La
massification scolaire et l'allongement de la
durée de la formation initiale tendent
à conférer une place plus grande
aujourd'hui à l'école pour
intégrer socialement les
élèves. Des changements
s'opèrent aujourd'hui dans notre
société dont le développement
des TIC et notamment d'Internet apparaît
révélateur. Leur intégration
dans la formation et l'éducation est alors
posé comme enjeu majeur.
Si comme les précédents
outils de communication, Internet peut être
perçu comme un moyen de réformer le
système éducatif et de s'adapter
à l'évolution du monde du travail
tout en ouvrant la voie à de nouvelles
applications pédagogiques, il peut
représenter également le " cheval de
Troie " des intérêts
économiques de l'Etat et des industriels.
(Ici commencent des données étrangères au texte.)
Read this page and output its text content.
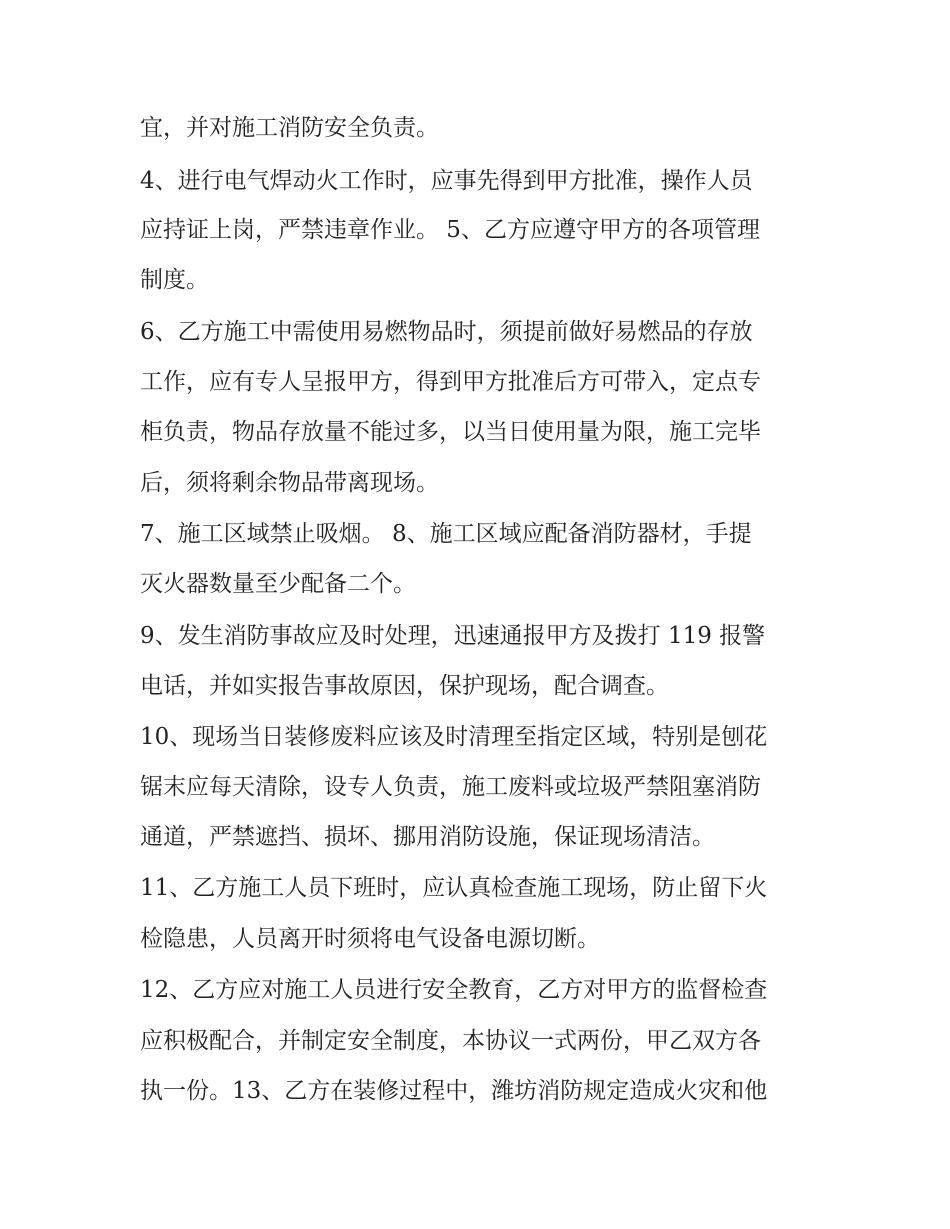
宜，并对施工消防安全负责。
4、进行电气焊动火工作时，应事先得到甲方批准，操作人员
应持证上岗，严禁违章作业。 5、乙方应遵守甲方的各项管理
制度。
6、乙方施工中需使用易燃物品时，须提前做好易燃品的存放
工作，应有专人呈报甲方，得到甲方批准后方可带入，定点专
柜负责，物品存放量不能过多，以当日使用量为限，施工完毕
后，须将剩余物品带离现场。
7、施工区域禁止吸烟。 8、施工区域应配备消防器材，手提
灭火器数量至少配备二个。
9、发生消防事故应及时处理，迅速通报甲方及拨打 119 报警
电话，并如实报告事故原因，保护现场，配合调查。
10、现场当日装修废料应该及时清理至指定区域，特别是刨花
锯末应每天清除，设专人负责，施工废料或垃圾严禁阻塞消防
通道，严禁遮挡、损坏、挪用消防设施，保证现场清洁。
11、乙方施工人员下班时，应认真检查施工现场，防止留下火
检隐患，人员离开时须将电气设备电源切断。
12、乙方应对施工人员进行安全教育，乙方对甲方的监督检查
应积极配合，并制定安全制度，本协议一式两份，甲乙双方各
执一份。13、乙方在装修过程中，潍坊消防规定造成火灾和他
Nous pouvons donc nous demander
à l'instar de S. Pouts-Lajus et M.
Riché-Magnier [POUTS-LAJUS et
RICHE-MAGNIER 98] si ses usages dans
l'éducation ne raméneraient
pas à un choix sur
l'éducation elle-même. Ainsi
que le soulignent ces auteurs, les TIC ont
été depuis longtemps au
cur d'une controverse entre
-
les partisans d'une école
ouverte sur le monde dont le rôle
est de produire des individus capables
de s'insérer professionnellement
et socialement dans la
société telle qu'elle
est,
- et
ceux qui souhaitent une école
protégée du monde
extérieur, pour qui la mission
de l'école est de former des
individus libres et autonomes, capables
de servir la société mais
également de rester critique
à son égard afin de
pouvoir la transformer si
nécessaire, au nom des valeurs
de l'humanisme et de
l'universalité.
Ces deux
voies légitimes appellent en effet
quelques questionnements.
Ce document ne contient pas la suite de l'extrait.